Now, a little more advanced analysis.  When we do a fit, even if the chi-squared seems good (but definitely if it isn't), a good practice is to look at the __fit residuals__.  These are defined as

$$
r_i = y_i - f(x_i, \mathbf{a}^\star)
$$

where $\mathbf{a}^\star$ are the best-fit parameters.  (You can also try to normalize by the error bars $y_i$, which you can access using `gv.sdev()`.  This makes it possible to read off the "chi-squared-by-eye" contribution from each point - but the plot will look similar without the normalization.)


In [None]:
resids = (fit_result.y - PE_model(fit_result.x, fit_result.p)) / gv.sdev(fit_result.y)
print(resids)
plot_gvar(f_data, resids)

Hopefully, you will see that the points are scattered around zero with no obvious systematic pattern - a good sign that our model is indeed successfully describing the data.

Next, __convert your fit results to an estimate for Planck's constant__.  By working in volts we've been implicitly dividing everything by the electron charge $e = 1.602 \times 10^{-19}$ C, so you'll need to multiply the parameters through by that.  Don't forget to account for the factor of $10^{14}$ we pulled out of the frequency data!  The real value is

$$
h = 6.626 \times 10^{-34}\ \rm{J} \cdot \rm{s}
$$

How close is your result?  Is the more precise value of $h$ within the error bar of your estimate?

Using `fit_result.p`, calculate the ratio of your two model parameters, i.e. calculate $\Phi / h$.  Not worrying about units or the $10^{14}$, if I go back to the fit itself and take the ratio with standard error propagation, I find `4.96(94)`.  But if you use `fit_result.p`, __the error on the ratio should be much smaller.__ Why?

In [None]:
#

Finally, implement the two alternative models, constant and quadratic:

$$
eV_{\rm stop} = C \\
eV_{\rm stop} = kf^2 - \Phi
$$

Run the nonlinear fits for both cases against the same data.  How do the p-values ("Q"-values) compare to the linear model?  Can you reject either or both alternative models based on this data set?

In [None]:
#

### Part D (optional challenge) - fitting to exponential decay

The exercise above was a nice introduction, but linear fits are really easy: they're safe from a lot of the problems that can appear in more general non-linear fits.  Let's step up the difficulty and try to fit an _exponential decay_.

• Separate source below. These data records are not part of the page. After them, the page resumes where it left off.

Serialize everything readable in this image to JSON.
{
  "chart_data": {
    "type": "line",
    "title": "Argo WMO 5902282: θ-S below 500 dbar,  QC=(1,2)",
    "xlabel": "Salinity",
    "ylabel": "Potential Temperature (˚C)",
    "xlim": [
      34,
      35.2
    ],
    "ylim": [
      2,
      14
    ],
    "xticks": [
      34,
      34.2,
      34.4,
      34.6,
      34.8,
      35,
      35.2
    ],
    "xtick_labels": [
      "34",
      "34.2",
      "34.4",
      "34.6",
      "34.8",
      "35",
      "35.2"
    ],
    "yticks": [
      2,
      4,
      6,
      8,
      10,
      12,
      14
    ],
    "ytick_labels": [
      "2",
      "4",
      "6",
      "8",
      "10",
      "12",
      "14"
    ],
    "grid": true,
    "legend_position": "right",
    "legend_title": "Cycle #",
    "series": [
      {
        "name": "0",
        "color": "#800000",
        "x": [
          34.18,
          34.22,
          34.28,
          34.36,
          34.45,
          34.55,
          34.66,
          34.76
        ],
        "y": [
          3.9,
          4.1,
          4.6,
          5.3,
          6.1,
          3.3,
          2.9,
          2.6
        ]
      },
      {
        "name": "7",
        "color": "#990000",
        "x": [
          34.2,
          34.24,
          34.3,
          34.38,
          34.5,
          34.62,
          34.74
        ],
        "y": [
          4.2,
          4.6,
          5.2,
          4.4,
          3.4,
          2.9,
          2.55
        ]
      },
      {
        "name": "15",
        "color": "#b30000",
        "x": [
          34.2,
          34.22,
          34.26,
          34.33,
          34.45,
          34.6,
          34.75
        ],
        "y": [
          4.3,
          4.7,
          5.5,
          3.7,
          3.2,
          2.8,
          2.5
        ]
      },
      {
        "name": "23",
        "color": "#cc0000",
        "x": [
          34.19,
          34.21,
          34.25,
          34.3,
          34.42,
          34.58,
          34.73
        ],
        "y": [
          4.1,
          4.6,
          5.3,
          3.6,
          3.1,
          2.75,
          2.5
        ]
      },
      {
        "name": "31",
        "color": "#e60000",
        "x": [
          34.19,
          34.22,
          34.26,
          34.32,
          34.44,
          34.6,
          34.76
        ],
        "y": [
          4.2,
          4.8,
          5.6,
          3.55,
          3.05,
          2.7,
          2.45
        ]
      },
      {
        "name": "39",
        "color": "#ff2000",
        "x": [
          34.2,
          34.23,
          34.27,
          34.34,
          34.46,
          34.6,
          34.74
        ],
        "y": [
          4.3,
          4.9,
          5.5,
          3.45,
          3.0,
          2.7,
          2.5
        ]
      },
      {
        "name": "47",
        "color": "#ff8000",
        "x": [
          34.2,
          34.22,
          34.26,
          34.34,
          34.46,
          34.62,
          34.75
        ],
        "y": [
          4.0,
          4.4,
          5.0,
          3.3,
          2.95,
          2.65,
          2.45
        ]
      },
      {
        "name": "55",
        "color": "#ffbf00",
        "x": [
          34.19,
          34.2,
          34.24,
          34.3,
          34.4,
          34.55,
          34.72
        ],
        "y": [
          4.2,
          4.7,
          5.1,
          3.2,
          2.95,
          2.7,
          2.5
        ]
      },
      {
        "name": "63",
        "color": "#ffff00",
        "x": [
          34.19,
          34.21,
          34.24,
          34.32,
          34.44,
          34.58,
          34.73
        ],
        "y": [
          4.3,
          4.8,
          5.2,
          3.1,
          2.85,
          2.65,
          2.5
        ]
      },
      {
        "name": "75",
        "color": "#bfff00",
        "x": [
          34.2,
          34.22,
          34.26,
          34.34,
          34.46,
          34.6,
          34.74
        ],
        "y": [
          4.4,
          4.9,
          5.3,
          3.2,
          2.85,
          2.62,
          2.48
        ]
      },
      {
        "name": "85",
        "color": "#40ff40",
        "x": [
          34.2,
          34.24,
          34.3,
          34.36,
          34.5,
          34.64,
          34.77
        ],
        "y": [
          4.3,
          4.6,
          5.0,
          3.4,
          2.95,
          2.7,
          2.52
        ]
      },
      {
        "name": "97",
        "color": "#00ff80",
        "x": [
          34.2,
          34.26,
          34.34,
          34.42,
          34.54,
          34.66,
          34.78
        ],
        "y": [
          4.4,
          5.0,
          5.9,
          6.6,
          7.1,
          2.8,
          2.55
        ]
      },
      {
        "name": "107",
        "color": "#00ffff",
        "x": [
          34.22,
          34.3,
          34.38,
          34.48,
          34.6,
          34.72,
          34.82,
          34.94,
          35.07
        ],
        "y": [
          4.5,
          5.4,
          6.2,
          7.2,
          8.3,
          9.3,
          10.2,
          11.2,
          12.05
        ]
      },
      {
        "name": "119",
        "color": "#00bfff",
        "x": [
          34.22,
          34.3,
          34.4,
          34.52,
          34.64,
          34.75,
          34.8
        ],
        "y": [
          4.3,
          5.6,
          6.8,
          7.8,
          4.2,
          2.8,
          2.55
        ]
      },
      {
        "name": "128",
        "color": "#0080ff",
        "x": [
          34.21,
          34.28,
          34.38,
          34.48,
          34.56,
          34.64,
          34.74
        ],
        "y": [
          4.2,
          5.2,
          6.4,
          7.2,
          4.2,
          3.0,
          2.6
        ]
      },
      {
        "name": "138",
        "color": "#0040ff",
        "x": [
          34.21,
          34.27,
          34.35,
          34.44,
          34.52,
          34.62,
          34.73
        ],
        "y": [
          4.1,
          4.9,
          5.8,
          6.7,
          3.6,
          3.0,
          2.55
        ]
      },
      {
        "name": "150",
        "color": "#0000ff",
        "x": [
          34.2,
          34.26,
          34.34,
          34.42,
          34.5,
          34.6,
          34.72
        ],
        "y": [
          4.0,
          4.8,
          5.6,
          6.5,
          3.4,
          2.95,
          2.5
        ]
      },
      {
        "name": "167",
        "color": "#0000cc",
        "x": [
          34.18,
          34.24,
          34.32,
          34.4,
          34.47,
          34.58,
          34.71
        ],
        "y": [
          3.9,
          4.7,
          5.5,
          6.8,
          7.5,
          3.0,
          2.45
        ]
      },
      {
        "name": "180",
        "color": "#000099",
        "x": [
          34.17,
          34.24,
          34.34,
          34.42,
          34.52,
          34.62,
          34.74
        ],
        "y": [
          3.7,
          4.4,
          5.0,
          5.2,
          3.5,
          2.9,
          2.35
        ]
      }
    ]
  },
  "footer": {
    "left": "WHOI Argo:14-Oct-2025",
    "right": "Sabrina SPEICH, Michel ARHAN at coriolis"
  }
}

The cell below reads in a sequence of random decays - actually, they're generated using the Monte Carlo for radioactive decay from the homework.  The data consists of time (in seconds) and a set of particle counts from repeated trials.  (We'll see how to read data files next week - this is a little preview!)

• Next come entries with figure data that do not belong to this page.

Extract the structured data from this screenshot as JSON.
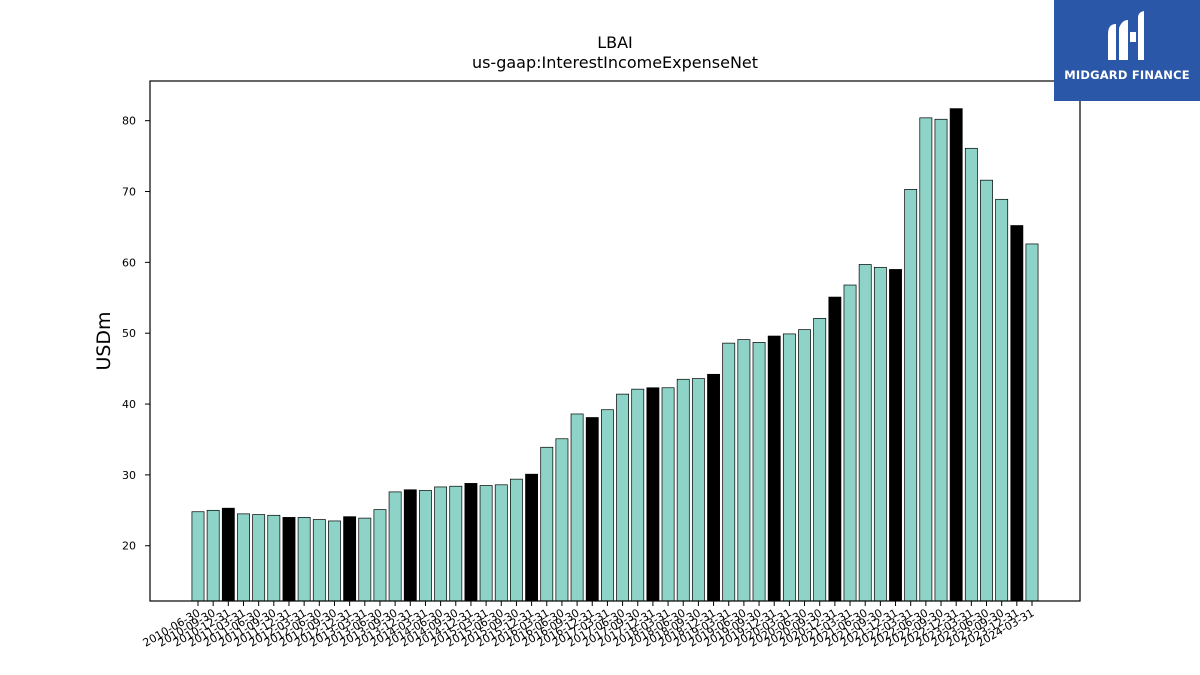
{
  "logo": {
    "text": "MIDGARD FINANCE",
    "icon": "midgard-m-logo-icon",
    "background": "#2b57a8"
  },
  "chart_data": {
    "type": "bar",
    "title": "LBAI",
    "subtitle": "us-gaap:InterestIncomeExpenseNet",
    "xlabel": "",
    "ylabel": "USDm",
    "ylim": [
      12.2,
      85.6
    ],
    "yticks": [
      20,
      30,
      40,
      50,
      60,
      70,
      80
    ],
    "grid": false,
    "colors": {
      "regular": "#8ed3c7",
      "highlight": "#000000",
      "edge": "#000000"
    },
    "categories": [
      "2010-06-30",
      "2010-09-30",
      "2010-12-31",
      "2011-03-31",
      "2011-06-30",
      "2011-09-30",
      "2011-12-31",
      "2012-03-31",
      "2012-06-30",
      "2012-09-30",
      "2012-12-31",
      "2013-03-31",
      "2013-06-30",
      "2013-09-30",
      "2013-12-31",
      "2014-03-31",
      "2014-06-30",
      "2014-09-30",
      "2014-12-31",
      "2015-03-31",
      "2015-06-30",
      "2015-09-30",
      "2015-12-31",
      "2016-03-31",
      "2016-06-30",
      "2016-09-30",
      "2016-12-31",
      "2017-03-31",
      "2017-06-30",
      "2017-09-30",
      "2017-12-31",
      "2018-03-31",
      "2018-06-30",
      "2018-09-30",
      "2018-12-31",
      "2019-03-31",
      "2019-06-30",
      "2019-09-30",
      "2019-12-31",
      "2020-03-31",
      "2020-06-30",
      "2020-09-30",
      "2020-12-31",
      "2021-03-31",
      "2021-06-30",
      "2021-09-30",
      "2021-12-31",
      "2022-03-31",
      "2022-06-30",
      "2022-09-30",
      "2022-12-31",
      "2023-03-31",
      "2023-06-30",
      "2023-09-30",
      "2023-12-31",
      "2024-03-31"
    ],
    "values": [
      24.8,
      25.0,
      25.3,
      24.5,
      24.4,
      24.3,
      24.0,
      24.0,
      23.7,
      23.5,
      24.1,
      23.9,
      25.1,
      27.6,
      27.9,
      27.8,
      28.3,
      28.4,
      28.8,
      28.5,
      28.6,
      29.4,
      30.1,
      33.9,
      35.1,
      38.6,
      38.1,
      39.2,
      41.4,
      42.1,
      42.3,
      42.3,
      43.5,
      43.6,
      44.2,
      48.6,
      49.1,
      48.7,
      49.6,
      49.9,
      50.5,
      52.1,
      55.1,
      56.8,
      59.7,
      59.3,
      59.0,
      70.3,
      80.4,
      80.2,
      81.7,
      76.1,
      71.6,
      68.9,
      65.2,
      62.6
    ],
    "highlighted": [
      false,
      false,
      true,
      false,
      false,
      false,
      true,
      false,
      false,
      false,
      true,
      false,
      false,
      false,
      true,
      false,
      false,
      false,
      true,
      false,
      false,
      false,
      true,
      false,
      false,
      false,
      true,
      false,
      false,
      false,
      true,
      false,
      false,
      false,
      true,
      false,
      false,
      false,
      true,
      false,
      false,
      false,
      true,
      false,
      false,
      false,
      true,
      false,
      false,
      false,
      true,
      false,
      false,
      false,
      true,
      false
    ]
  }
}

As a reminder, our model for the expected number of particles remaining is:

$$
N(t) = N_0 e^{-t/\tau}.
$$

We have a partial sample of the data, running from 10 to 25 seconds, so we'll need to fit to determine both the size of the initial sample $N_0$ and the lifetime $\tau$.

First, __run the cell below__ to import the data and plot it.  (The data file isn't _too_ complicated, but it might be time-consuming to set up so I've provided the code.)

In [None]:
import os
import sys
import urllib.request

remote_path = "https://raw.githubusercontent.com/wlough/CU-Phys2600-Fall2025/main/tutorials/tut23/decay_one_dataset.csv"
local_dir = "/content/"
# local_dir = "./" # uncomment this line if you aren't running in Colab
local_path = f"{local_dir}decay_one_dataset.csv"

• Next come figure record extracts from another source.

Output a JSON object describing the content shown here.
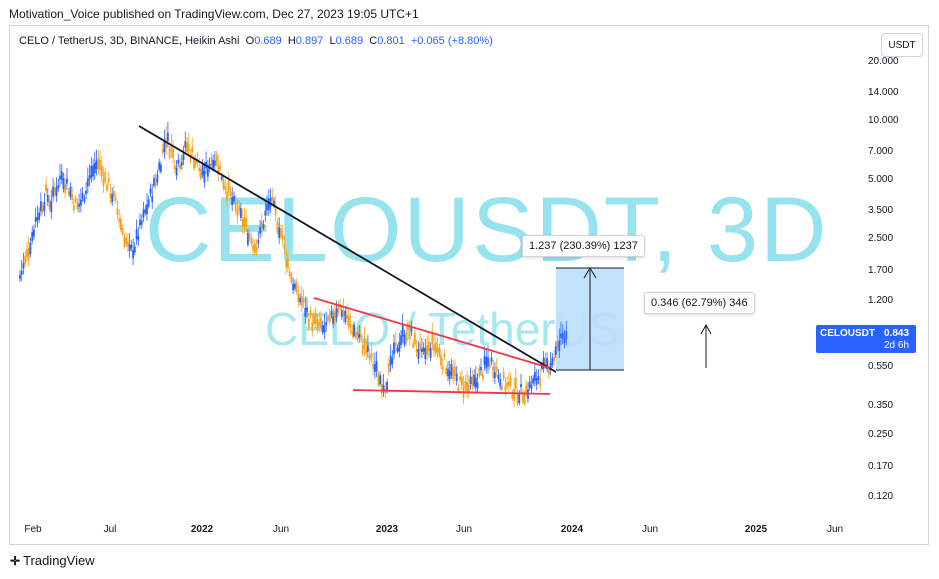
{
  "publisher": "Motivation_Voice published on TradingView.com, Dec 27, 2023 19:05 UTC+1",
  "legend": {
    "symbol": "CELO / TetherUS, 3D, BINANCE, Heikin Ashi",
    "o_label": "O",
    "o": "0.689",
    "h_label": "H",
    "h": "0.897",
    "l_label": "L",
    "l": "0.689",
    "c_label": "C",
    "c": "0.801",
    "change": "+0.065 (+8.80%)"
  },
  "currency_button": "USDT",
  "watermark": {
    "line1": "CELOUSDT, 3D",
    "line2": "CELO / TetherUS"
  },
  "price_tag": {
    "symbol": "CELOUSDT",
    "price": "0.843",
    "countdown": "2d 6h",
    "color": "#2962ff"
  },
  "measure_labels": {
    "big": "1.237 (230.39%) 1237",
    "small": "0.346 (62.79%) 346"
  },
  "footer": {
    "brand": "TradingView"
  },
  "colors": {
    "up": "#2962ff",
    "down": "#f7a21b",
    "trendline": "#131722",
    "wedge": "#f23645",
    "box": "#bbdefb"
  },
  "chart_data": {
    "type": "candlestick",
    "scale": "log",
    "y_ticks": [
      "20.000",
      "14.000",
      "10.000",
      "7.000",
      "5.000",
      "3.500",
      "2.500",
      "1.700",
      "1.200",
      "0.550",
      "0.350",
      "0.250",
      "0.170",
      "0.120"
    ],
    "x_ticks": [
      {
        "label": "Feb",
        "bold": false
      },
      {
        "label": "Jul",
        "bold": false
      },
      {
        "label": "2022",
        "bold": true
      },
      {
        "label": "Jun",
        "bold": false
      },
      {
        "label": "2023",
        "bold": true
      },
      {
        "label": "Jun",
        "bold": false
      },
      {
        "label": "2024",
        "bold": true
      },
      {
        "label": "Jun",
        "bold": false
      },
      {
        "label": "2025",
        "bold": true
      },
      {
        "label": "Jun",
        "bold": false
      }
    ],
    "ylim": [
      0.11,
      25
    ],
    "series": [
      {
        "values": [
          1.6,
          1.9,
          2.4,
          3.1,
          3.6,
          4.2,
          3.8,
          4.6,
          5.3,
          4.8,
          4.1,
          3.6,
          4.0,
          4.9,
          5.6,
          6.1,
          5.3,
          4.6,
          4.0,
          3.2,
          2.6,
          2.1,
          2.3,
          2.8,
          3.4,
          4.1,
          4.9,
          6.3,
          8.2,
          7.1,
          6.0,
          6.5,
          7.4,
          6.8,
          6.0,
          5.2,
          5.8,
          6.6,
          6.0,
          5.0,
          4.3,
          3.7,
          3.3,
          3.0,
          2.6,
          2.3,
          2.6,
          3.3,
          3.9,
          3.3,
          2.7,
          2.0,
          1.6,
          1.3,
          1.2,
          1.05,
          0.95,
          0.9,
          0.85,
          0.9,
          1.0,
          1.15,
          1.05,
          0.92,
          0.85,
          0.78,
          0.7,
          0.62,
          0.55,
          0.48,
          0.45,
          0.55,
          0.68,
          0.78,
          0.85,
          0.8,
          0.7,
          0.62,
          0.66,
          0.72,
          0.68,
          0.6,
          0.55,
          0.5,
          0.46,
          0.44,
          0.43,
          0.45,
          0.5,
          0.55,
          0.6,
          0.55,
          0.49,
          0.45,
          0.43,
          0.42,
          0.41,
          0.42,
          0.44,
          0.48,
          0.52,
          0.56,
          0.6,
          0.68,
          0.8,
          0.84
        ]
      }
    ],
    "annotations": [
      {
        "type": "trendline",
        "from": [
          8.9,
          "2021-08"
        ],
        "to": [
          0.56,
          "2023-11"
        ]
      },
      {
        "type": "wedge_upper",
        "from": [
          1.1,
          "2022-07"
        ],
        "to": [
          0.56,
          "2023-11"
        ]
      },
      {
        "type": "wedge_lower",
        "from": [
          0.4,
          "2022-10"
        ],
        "to": [
          0.39,
          "2023-11"
        ]
      },
      {
        "type": "price_range",
        "value": "1.237 (230.39%) 1237"
      },
      {
        "type": "price_range",
        "value": "0.346 (62.79%) 346"
      }
    ]
  }
}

if not os.path.exists(local_path):
    urllib.request.urlretrieve(remote_path, local_path)

if local_dir not in sys.path:
    sys.path.append(local_dir)
    
ds = np.genfromtxt('decay_one_dataset.csv')
t_data = ds[:,0]
decay_data = gv.dataset.avg_data(ds[:,1:].T)
print(decay_data)
plot_gvar(t_data, decay_data)

Now write a fit model function, then __run the nonlinear fit__ with initial guess $500$ for the initial abundance and $0.1$ for the lifetime.

In [None]:
def fcn_exp_one(t, a):
    #

You should find that your model is an extremely poor description of the data!  This doesn't mean your model function is wrong; it's actually a symptom of numerical instability, which exponential functions are notorious for.  __Try the fit again in the cell below__, changing the initial guess to 10.

In [None]:
#

This is from our model of nitrogen-16, so the correct lifetime is 10.286 seconds and the correct initial sample size was 1000 particles.  Hopefully your fit now agrees with those values and has a good p-value!